Lead vocalist/guitarist Rivers Cuomo doesn't exude a rock star presence, let alone the rest of the seemingly square Weezer, guitarist Brian Bell and drummer Patrick Wilson. Just note the cover of the band's self-titled Geffen debut; four shoulders-back, collars-out guys standing in a row like they're honoring the national anthem. Or check out their role in the "Buddy Holly" Happy Days cut-and-paste video. Therein lies Weezer's sense of humor. So when Weezer calls out to the audience, "Hello Toronto!" or Cleveland, wherever, it's meant tongue-in-cheek.
"You get bored if you play the same set all the time," admits Sharp. "So occasionally we do it but it's so obvious that it's a joke. I hope people understand. It started in Chicago. We played our first headlining show and the crowd was pretty insane. And all of a sudden Rivers goes (high voice) 'Let me hear you Chicago!' and we hear 'WHOOSH...RRRROAR.' We were like, 'Oh, my God that works!' It was so funny, we did it another 30 times.

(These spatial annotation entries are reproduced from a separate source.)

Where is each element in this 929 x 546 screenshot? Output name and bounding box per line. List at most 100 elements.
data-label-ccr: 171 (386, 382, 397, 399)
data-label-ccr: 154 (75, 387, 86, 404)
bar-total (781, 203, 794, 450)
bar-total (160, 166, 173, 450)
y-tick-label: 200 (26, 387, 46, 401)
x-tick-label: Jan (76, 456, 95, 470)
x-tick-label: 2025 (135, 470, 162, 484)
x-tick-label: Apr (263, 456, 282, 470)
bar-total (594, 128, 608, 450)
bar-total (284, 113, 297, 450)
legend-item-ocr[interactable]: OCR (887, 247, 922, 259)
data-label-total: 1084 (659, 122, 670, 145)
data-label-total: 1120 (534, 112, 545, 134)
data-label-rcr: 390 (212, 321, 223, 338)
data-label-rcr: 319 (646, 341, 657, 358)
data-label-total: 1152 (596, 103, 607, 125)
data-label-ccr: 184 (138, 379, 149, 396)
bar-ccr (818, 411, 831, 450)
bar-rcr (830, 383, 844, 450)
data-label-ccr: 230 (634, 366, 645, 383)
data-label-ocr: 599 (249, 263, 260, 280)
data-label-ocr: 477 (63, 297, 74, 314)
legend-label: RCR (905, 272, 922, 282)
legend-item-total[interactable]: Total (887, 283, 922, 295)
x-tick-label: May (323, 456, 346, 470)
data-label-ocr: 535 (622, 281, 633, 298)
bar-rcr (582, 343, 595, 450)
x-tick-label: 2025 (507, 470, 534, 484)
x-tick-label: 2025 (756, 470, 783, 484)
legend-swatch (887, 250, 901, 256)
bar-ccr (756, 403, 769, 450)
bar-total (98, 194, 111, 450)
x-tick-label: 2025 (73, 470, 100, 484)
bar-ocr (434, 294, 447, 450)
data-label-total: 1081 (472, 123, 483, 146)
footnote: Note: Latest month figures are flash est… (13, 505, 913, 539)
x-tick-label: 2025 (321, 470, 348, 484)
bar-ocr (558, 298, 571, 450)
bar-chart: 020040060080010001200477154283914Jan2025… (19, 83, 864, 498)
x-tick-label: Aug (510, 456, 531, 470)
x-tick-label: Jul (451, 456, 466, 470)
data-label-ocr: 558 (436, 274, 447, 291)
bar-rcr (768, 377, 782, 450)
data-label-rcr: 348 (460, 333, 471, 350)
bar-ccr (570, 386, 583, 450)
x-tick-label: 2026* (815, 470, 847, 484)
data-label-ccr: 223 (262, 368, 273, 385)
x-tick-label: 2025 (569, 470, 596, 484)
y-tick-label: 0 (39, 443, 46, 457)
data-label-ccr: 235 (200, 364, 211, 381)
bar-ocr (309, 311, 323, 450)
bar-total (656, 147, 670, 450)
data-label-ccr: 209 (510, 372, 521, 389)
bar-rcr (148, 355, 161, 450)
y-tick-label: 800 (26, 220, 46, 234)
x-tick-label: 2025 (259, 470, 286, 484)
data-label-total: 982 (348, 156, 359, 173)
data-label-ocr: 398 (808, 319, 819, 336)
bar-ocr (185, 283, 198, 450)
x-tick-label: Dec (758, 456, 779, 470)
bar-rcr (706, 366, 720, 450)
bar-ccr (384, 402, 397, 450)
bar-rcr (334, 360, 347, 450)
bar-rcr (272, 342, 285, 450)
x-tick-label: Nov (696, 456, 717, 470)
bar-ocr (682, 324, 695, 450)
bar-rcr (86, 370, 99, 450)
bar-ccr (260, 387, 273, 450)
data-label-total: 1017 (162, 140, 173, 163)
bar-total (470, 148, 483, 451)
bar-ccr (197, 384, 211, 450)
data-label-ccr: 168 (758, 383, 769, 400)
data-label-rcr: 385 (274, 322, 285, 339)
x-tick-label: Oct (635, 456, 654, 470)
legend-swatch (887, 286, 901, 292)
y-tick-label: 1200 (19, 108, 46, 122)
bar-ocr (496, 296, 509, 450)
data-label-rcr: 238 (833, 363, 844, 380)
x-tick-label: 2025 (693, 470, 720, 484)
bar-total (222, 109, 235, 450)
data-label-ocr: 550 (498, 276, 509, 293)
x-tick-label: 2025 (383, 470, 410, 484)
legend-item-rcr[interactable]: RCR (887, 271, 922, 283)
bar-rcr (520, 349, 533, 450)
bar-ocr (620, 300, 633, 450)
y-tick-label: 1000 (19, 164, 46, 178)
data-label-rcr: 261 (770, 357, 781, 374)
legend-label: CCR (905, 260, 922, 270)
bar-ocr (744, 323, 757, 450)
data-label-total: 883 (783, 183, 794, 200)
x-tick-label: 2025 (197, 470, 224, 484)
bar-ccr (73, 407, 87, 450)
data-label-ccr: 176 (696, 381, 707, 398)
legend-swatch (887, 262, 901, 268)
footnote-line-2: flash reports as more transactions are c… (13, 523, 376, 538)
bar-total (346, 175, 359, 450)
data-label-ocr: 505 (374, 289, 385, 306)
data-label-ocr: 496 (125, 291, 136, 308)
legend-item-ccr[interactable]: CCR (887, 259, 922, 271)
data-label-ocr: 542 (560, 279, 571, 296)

"In Arizona we split the crowd," he recounts with amazement. "One side I did... I can't remember what the hell it was... that rock cliche thing like '1,2,3,' say some word. And we do the right side and then the left side and see which one is better. We'd do it back and forth and then say the right side won. It was just retarded stuff, but it's actually pretty funny when you realize these things work. And it actually makes everybody feel pretty great."